Monsieur le président, messieurs les ministres, mes chers collègues, le Sénat débat aujourd’hui de l’opportunité de légaliser l’euthanasie. Je souhaite revenir avec vous sur deux notions invoquées par les auteurs de la proposition de loi : la dignité et la liberté. En premier lieu, la dignité ne serait-elle vue qu’à travers le seul prisme du regard de l’autre et ne dépendrait-elle que de facteurs extérieurs tels que l’âge, la santé, la beauté ou encore la productivité ? À partir de quand estime-t-on une vie non digne d’être vécue ? Y a-t-il un seuil de déchéance à partir duquel une vie humaine serait qualifiée d’indigne ? Si oui, ce seuil serait-il objectif ou laissé à l’appréciation de chacun ? Ne soyons pas dupes de la fausse compassion qui prévaut en la matière. Certes, les intentions des uns et des autres peuvent être sincères et la question qui nous occupe est pour le moins délicate.
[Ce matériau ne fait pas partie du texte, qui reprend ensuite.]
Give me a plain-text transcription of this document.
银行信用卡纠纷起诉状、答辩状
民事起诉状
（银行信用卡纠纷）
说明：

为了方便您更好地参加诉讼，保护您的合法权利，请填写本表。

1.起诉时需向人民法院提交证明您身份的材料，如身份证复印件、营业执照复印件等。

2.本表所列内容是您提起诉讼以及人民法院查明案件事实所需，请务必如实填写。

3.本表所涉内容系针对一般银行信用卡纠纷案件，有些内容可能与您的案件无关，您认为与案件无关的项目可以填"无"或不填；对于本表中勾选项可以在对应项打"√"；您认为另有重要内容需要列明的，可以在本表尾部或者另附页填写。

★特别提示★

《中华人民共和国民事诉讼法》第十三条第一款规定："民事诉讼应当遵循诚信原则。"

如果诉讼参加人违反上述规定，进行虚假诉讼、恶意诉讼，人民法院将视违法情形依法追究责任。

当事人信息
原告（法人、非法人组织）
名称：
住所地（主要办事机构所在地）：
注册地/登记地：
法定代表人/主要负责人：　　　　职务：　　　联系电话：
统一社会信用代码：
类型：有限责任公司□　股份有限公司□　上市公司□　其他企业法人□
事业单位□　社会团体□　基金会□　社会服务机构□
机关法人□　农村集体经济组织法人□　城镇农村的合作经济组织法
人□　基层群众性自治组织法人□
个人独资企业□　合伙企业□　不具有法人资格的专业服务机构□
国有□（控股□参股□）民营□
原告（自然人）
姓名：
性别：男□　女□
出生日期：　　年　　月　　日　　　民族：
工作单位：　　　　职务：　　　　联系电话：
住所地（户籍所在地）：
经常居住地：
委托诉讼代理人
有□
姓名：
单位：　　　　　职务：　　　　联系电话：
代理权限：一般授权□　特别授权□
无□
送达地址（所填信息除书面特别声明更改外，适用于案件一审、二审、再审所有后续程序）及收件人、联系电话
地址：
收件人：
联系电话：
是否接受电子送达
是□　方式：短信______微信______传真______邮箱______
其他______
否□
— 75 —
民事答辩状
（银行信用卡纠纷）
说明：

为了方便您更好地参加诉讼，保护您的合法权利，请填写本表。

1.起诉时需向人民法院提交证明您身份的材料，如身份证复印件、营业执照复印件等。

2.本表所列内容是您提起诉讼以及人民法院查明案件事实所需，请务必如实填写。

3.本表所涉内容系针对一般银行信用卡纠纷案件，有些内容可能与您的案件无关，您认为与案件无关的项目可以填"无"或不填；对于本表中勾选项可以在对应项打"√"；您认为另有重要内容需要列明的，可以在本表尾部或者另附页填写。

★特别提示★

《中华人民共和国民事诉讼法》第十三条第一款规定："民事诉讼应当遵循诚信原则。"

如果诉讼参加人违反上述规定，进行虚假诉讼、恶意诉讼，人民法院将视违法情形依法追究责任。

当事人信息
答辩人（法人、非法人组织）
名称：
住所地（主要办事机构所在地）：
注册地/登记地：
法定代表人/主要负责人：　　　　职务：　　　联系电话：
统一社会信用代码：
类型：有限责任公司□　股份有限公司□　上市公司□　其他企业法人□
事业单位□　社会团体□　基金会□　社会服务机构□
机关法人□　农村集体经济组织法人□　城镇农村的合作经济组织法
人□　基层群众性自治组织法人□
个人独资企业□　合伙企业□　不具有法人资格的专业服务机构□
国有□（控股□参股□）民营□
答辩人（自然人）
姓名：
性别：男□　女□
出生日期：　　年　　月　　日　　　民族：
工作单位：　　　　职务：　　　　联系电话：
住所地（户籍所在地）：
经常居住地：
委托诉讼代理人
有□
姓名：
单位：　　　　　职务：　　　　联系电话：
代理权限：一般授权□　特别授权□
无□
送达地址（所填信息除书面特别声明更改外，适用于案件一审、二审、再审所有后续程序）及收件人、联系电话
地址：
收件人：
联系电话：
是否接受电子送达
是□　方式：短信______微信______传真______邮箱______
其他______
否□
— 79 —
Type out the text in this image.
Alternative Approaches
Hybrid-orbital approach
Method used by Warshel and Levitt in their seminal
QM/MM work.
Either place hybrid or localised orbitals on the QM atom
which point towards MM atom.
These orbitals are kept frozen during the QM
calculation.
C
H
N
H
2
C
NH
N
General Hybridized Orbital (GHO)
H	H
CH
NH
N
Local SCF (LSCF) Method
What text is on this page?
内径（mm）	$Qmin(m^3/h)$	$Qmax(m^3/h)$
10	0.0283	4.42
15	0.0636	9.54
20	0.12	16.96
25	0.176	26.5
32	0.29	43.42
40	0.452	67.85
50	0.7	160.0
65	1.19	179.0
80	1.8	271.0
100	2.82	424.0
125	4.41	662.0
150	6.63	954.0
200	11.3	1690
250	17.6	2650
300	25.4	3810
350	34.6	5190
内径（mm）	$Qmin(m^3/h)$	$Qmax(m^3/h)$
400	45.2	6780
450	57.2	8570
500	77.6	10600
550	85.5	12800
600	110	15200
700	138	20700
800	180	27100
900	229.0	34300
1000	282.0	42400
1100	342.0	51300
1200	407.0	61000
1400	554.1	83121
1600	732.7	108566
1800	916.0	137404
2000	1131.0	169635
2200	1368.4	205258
Mais donner la possibilité à un malade de demander au médecin d’abréger ses jours, sous le prétexte qu’à partir d’un certain seuil sa vie serait devenue indigne, revient à inscrire dans la loi le caractère relatif de la dignité humaine. Pour les partisans de l’euthanasie, il existe des situations où la dignité de la vie humaine peut être mise en doute, mesurable à l’aune de critères variables. Ainsi, certaines vies ou fins de vie, « dégradées » par la maladie, n’auraient plus vraiment de valeur, au point que, dans ces cas, le geste euthanasique constituerait un bien pour celui qui serait en train de perdre sa dignité et qui demande d’en finir.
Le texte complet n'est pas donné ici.